Secretary of Defense Chuck Hagel and Secretary of State John Kerry will attend a meeting of the Japan-U.S. Security Consultative Committee, which last met in June 2011 in Washington, D.C.
The agenda is expected to include security and defense cooperation, as well as realignment of U.S. forces in Japan, particularly troops and equipment at Marine Corps Air Station Futenma and Kadena Air Base, both in Okinawa.
Hagel, arriving from South Korea, is also expected to hold an all-call with U.S. sailors in Tokyo before leaving Friday.
The committee meeting “represents the next step in further strengthening the U.S.-Japan alliance, providing an opportunity to build on our already broad and comprehensive bilateral relationship,” State Department spokesperson Jen Psaki said in a statement.
The Obama administration announced last year a plan to rebalance forces to the Pacific from Europe and the Middle East. Now the U.S. is now in the throes of budget cutting, sequestration and, as of Tuesday, a government shutdown. The Pentagon is likely hoping Japan will pick up some of the financial slack in the alliance.
Since his election as Japan’s prime minister in December, Shinzo Abe has been moving to expand the country’s defense capabilities, driven in part by growing confrontations with China over the Senkaku Islands in the East China Sea. Japan controls the islands, but both countries claim ownership.
Under Abe, the Japan government is developing new defense program guidelines and establishing a domestic version of America’s National Security Council that would help coordinate defense policy, according to Jeffrey W. Hornung, an Asia expert with the Center for Strategic and International Studies in Washington, D.C., in an analysis published Tuesday.
The country is also looking at expanding the role of the Japan Self-Defense Force, whose actions are restricted by the nation’s constitution.

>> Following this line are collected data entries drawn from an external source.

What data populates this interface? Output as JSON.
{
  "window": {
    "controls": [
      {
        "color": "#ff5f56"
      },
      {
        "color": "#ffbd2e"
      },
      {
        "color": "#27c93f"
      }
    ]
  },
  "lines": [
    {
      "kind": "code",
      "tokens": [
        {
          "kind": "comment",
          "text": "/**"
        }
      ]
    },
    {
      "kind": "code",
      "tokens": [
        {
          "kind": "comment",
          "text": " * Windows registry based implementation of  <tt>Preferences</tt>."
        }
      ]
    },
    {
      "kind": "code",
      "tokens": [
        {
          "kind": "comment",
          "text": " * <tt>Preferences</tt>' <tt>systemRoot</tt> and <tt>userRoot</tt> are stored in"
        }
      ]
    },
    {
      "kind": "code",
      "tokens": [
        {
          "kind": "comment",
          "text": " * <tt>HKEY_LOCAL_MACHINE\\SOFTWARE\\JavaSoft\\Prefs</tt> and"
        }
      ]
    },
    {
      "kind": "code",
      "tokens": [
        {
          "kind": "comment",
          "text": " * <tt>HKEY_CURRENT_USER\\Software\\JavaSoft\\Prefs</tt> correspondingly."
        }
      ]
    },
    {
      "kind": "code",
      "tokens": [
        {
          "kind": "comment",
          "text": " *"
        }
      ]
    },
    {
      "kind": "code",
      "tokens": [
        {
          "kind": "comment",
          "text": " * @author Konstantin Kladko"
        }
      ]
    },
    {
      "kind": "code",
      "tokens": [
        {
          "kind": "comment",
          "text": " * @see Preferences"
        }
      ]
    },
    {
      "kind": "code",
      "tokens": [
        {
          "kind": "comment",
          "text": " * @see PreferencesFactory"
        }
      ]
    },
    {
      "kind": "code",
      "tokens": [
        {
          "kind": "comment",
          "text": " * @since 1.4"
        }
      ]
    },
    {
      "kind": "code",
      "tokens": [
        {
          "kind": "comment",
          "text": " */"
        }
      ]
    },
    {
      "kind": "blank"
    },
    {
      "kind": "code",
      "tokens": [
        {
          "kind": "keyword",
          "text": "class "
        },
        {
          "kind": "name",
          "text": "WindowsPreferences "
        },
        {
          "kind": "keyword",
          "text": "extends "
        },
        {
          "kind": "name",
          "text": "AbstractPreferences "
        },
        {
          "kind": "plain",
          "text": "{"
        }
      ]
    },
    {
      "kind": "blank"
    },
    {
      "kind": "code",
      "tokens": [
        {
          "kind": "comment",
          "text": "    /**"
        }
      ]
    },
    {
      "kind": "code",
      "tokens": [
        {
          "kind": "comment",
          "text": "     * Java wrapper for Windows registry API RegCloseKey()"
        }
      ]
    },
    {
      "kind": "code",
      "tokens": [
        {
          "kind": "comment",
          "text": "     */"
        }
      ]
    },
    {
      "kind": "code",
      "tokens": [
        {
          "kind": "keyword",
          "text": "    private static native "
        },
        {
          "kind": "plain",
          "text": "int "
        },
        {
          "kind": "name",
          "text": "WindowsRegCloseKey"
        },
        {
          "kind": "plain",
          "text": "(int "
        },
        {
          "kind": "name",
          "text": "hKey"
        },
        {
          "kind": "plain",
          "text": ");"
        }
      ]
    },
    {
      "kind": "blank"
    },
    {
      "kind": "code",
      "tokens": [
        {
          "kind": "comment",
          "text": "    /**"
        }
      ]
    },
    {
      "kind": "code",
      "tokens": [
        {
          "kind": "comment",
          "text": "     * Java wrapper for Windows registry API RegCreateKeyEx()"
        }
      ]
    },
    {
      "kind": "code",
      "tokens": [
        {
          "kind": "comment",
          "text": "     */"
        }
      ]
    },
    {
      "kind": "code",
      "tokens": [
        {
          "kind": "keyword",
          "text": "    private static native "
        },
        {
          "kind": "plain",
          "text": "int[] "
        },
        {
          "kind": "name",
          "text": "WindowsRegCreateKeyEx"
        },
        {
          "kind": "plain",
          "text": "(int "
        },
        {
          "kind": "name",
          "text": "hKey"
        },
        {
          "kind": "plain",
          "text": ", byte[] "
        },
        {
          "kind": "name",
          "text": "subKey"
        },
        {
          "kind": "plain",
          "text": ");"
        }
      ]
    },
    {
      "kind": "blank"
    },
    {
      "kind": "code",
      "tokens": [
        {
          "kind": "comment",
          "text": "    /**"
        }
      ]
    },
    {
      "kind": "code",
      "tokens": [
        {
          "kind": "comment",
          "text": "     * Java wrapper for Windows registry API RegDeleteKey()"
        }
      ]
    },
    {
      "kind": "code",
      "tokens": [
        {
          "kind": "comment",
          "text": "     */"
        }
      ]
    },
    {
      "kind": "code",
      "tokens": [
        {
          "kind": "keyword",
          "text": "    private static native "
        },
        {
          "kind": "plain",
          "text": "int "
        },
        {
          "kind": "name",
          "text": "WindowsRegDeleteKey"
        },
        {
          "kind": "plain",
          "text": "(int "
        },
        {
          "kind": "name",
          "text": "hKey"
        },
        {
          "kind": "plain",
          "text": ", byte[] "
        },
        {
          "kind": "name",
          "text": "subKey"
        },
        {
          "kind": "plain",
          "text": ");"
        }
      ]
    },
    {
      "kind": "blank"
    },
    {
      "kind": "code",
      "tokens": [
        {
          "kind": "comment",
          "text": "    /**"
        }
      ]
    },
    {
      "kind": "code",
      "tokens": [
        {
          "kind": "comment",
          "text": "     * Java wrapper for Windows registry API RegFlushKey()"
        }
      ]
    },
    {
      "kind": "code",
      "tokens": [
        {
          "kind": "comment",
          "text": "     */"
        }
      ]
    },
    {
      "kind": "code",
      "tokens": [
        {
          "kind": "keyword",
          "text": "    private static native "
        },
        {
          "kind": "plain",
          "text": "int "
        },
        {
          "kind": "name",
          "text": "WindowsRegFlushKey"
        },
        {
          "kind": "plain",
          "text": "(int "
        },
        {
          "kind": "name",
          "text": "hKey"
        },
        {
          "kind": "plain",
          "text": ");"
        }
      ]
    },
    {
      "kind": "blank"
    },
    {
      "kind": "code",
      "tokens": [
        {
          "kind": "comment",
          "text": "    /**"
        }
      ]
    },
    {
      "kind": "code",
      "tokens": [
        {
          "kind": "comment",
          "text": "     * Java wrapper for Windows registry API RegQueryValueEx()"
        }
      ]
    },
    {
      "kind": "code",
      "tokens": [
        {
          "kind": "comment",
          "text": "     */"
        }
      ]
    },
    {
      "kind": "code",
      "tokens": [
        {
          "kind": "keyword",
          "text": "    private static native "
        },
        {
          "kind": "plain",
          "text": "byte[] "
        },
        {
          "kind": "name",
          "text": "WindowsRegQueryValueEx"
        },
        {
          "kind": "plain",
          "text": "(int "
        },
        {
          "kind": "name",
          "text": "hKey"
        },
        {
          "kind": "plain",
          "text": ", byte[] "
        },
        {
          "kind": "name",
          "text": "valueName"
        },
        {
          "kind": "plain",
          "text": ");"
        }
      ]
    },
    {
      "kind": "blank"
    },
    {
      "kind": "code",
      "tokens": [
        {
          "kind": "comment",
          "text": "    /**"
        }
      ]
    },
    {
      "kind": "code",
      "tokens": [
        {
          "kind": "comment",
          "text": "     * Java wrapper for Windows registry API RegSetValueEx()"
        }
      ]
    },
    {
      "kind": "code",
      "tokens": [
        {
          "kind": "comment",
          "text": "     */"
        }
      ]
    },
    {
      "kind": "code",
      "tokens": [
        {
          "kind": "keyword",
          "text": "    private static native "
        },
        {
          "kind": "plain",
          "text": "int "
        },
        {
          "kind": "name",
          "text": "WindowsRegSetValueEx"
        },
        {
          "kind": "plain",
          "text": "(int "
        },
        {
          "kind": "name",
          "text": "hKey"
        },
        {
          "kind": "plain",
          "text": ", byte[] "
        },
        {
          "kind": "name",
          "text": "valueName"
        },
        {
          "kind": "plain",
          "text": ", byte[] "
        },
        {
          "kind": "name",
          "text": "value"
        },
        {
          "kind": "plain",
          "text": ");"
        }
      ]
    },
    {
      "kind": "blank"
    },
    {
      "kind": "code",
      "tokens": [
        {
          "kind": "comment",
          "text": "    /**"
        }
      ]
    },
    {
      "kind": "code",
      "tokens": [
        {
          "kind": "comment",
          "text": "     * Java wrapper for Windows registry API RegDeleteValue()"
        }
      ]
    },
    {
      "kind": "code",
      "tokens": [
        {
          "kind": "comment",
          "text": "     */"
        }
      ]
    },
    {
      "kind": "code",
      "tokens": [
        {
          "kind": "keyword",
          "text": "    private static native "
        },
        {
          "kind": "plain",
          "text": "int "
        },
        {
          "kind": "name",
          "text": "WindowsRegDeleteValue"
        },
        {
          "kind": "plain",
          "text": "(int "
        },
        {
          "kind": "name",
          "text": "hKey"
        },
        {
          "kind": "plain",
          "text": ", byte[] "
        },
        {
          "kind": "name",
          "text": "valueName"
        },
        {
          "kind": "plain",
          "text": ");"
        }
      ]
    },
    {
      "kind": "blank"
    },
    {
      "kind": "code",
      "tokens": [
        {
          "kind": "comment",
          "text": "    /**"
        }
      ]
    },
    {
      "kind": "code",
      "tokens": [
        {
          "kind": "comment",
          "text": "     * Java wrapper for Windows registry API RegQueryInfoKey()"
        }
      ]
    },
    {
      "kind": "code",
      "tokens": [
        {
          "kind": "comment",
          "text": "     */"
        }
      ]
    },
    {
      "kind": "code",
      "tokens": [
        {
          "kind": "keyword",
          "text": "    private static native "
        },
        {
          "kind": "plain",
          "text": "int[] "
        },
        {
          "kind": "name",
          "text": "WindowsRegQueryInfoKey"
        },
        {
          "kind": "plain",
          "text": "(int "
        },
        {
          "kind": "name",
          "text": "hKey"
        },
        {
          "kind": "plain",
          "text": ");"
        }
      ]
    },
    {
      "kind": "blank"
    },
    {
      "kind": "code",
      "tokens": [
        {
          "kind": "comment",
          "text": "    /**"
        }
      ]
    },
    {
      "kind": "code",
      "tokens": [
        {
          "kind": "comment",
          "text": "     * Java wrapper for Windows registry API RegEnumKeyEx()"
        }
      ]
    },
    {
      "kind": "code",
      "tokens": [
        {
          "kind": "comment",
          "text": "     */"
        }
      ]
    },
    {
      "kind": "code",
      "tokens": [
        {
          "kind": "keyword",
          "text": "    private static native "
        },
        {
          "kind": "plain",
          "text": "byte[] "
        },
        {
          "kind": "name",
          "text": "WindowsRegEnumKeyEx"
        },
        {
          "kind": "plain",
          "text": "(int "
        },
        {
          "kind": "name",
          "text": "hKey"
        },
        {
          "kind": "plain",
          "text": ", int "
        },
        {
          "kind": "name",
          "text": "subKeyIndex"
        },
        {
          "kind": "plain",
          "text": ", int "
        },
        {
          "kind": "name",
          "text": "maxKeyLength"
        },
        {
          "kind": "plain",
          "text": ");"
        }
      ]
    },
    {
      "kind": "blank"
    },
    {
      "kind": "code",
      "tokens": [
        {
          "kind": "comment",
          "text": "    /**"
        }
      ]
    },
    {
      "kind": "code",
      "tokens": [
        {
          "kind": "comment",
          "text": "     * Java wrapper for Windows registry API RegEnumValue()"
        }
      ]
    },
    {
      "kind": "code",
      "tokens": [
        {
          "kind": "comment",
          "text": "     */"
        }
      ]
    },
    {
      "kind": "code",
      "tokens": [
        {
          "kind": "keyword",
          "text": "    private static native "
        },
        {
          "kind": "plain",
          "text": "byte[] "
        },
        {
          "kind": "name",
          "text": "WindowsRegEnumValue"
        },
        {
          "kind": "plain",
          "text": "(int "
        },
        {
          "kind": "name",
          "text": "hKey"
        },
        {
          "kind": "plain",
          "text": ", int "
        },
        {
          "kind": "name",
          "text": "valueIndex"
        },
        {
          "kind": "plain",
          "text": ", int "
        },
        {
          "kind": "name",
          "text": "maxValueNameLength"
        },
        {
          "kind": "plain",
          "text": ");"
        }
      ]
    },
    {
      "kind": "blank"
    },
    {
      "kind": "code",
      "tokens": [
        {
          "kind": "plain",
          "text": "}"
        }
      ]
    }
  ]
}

“These domestic changes impact bilateral dialogue with the United States and both must therefore go hand-in-hand to develop coherent defense and security principles,” Hornung wrote. “This means that the allies have a lot to talk about regarding a review of their roles, missions, and capabilities and possibly new areas into which to expand the range of areas for cooperation, including cyber defense and joint intelligence, surveillance, and reconnaissance capabilities.”
Hornung contends the U.S. will avoid any talks with Japan about its claims of sovereignty over the Senkakus.
“The furthest Washington will go is to reiterate its recognition of Japan’s administrative control of the Senkaku Islands and attendant U.S. treaty obligations,” he wrote. “Nor will the United States take sides in disputes over history.”
Much of the discussion will undoubtedly focus on the ongoing saga over the presence of U.S. Marines on Okinawa. The U.S. and Japan agreed in 1996 to cut the number of Marines in half after the gang-rape of a 12-year-old Okinawan girl by servicemembers. Little progress has been made.
In April, the two countries unveiled a plan to reduce the U.S. footprint on Okinawa by relocating Futenma and turning over U.S. military land during the next 16 years.
Japan wire service Jiji Press reported Wednesday, quoting unidentified sources, that Hagel might announce that training time with Osprey aircraft on Okinawa would be cut in half to show that the U.S. is sensitive to local opposition to the hybrid craft.